Play The City | 60th GRAMMYS

How we turned New York into a musical instrument

7 min readMar 5, 2018

“Play The City” is an Augmented Reality experience designed to celebrate the 60th GRAMMY’s return to New York. Together with TBWA/Chiat/Day LA and Tool Of North America, we took an Uber ride and outfitted it with Computer Vision software allowing unsuspecting passengers to play the city like a musical instrument.

As a custom rigged vehicle was driving around, music & visuals were being generated in realtime based on people & objects detected in the streets of New York. The entire experience was captured in real-time with multiple cameras to create the final commercial which was launched at the GRAMMY’s.

Besides design & development of custom tracking software to create unique songs & generate visuals, we also handled on-site support during the video shoot. Quite a challenging installation with a very short turnaround…

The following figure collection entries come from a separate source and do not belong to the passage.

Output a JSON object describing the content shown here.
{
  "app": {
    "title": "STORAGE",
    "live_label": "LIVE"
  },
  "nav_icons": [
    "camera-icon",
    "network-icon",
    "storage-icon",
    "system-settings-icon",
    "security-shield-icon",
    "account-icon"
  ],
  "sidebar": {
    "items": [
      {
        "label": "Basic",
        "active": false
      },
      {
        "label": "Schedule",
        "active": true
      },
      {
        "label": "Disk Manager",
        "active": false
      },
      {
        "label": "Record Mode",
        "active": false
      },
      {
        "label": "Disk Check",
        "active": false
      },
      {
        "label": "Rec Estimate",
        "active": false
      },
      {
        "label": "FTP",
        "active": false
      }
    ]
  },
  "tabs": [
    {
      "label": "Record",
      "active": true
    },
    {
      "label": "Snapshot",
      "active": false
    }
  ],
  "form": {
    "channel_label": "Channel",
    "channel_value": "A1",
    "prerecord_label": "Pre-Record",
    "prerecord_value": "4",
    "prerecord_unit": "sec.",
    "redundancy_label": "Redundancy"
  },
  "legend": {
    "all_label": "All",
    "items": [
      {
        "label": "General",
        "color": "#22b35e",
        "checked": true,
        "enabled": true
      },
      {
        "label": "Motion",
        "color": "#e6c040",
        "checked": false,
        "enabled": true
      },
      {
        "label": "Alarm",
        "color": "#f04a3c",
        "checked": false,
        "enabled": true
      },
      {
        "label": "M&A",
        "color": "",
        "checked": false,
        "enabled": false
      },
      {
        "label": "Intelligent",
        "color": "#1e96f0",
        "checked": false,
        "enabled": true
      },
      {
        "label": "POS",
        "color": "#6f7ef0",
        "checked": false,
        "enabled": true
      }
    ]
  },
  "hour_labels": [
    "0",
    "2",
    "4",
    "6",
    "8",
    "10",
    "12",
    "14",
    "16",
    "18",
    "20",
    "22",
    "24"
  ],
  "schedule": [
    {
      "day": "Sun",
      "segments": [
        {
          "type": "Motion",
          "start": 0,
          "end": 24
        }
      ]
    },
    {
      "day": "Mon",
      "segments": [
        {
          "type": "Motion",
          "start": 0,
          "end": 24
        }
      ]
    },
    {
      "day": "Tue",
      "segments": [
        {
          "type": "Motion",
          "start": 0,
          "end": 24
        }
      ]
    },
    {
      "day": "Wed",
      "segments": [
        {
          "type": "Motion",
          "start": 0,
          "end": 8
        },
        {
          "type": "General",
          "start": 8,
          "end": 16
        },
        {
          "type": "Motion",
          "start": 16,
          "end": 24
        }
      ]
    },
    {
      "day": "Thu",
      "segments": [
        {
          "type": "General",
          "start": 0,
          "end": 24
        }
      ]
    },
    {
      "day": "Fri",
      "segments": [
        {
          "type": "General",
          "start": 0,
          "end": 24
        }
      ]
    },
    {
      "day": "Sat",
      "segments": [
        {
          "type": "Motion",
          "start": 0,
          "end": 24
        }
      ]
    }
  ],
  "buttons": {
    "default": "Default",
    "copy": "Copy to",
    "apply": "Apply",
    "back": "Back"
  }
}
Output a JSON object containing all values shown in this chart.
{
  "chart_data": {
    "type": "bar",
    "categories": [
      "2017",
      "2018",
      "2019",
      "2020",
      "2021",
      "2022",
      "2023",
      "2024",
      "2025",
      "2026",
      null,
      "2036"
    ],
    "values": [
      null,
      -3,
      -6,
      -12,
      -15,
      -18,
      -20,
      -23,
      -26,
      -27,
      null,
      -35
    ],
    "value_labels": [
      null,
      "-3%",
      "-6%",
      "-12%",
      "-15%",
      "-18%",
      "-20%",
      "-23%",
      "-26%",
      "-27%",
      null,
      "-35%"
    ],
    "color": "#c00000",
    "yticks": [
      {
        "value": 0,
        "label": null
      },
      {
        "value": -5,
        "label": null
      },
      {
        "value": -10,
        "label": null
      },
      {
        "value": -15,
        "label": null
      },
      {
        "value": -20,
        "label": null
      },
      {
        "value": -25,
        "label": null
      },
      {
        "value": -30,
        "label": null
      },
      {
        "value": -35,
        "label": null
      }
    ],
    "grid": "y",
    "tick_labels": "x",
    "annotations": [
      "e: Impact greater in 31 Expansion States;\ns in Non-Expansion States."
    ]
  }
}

Curious how we pulled it off? Keep on reading!

Hardware Setup

To build the installation we used two computers (with a decent GPU), a GoPro camera and some extra hardware to glue everything together. The illustration below shows the full setup and how it is configured to run the applications.

The first machine runs the video server and the computer vision application. The second computer is used to generate the augmented reality layer and music. In total we developed four applications tying this all together. Let‘s have a look at the different parts…

System Architecture — Clipart from *openclipart.org*

1. Video Server

Captures the realtime video feed from a GoPro camera, using a Blackmagic capture card, and streams it to a computer vision application running on the same machine.

Simultaneously it also streams the video to the augmented reality application on the second machine. This stream was used as a base layer, which we augmented with illustrations.

2. Computer Vision

The incoming video stream was analysed using the YOLO detector, which allowed us to track people & objects. Each time an object of interest was being detected, an OSC message was send to the augmented reality application and Midi controller application.

3. Augmented Reality

Captures the incoming video stream and augments it with custom artwork by Musketon, based on the received OSC messages. The final visual output was then pushed to a display mounted outside the car.

4. Midi Controller

The Midi controller application transforms incoming data to Midi notes and Midi CC messages. The Midi notes were then send to Ableton Live to trigger different (pre-recorded) instruments & loops and control the volume for each individual track.

All applications were built using openFrameworks, an open source C++ toolkit for creative coding. We also used several add-ons developed by the community. Without these open source projects, we would not have been able to build this installation in such a short time.

*Some early testing mounting hardware with our standard media art toolkit: cardboard boxes and duct tape*

Video Server

The video server takes the live stream from the camera and distributes it to the other applications. Communication between different applications was handled with Spout (for apps on the same machine) and NDI (distributing the video to the other machine).

First tests were promising, but one of the bottlenecks seemed to be the standard openFrameworks video capture class. We started out by using a Logitech HD Pro Webcam C920, which sends out two video streams:

1. Raw video feed
2. H264 feed

Turns out the openFrameworks ‘ofVideoPlayer’ class does not support taking in H264 encoded streams from the webcam. This forced us to use the raw feed which resulted in a serious frame drop. There are workarounds to deal with this but we didn’t have time to explore this.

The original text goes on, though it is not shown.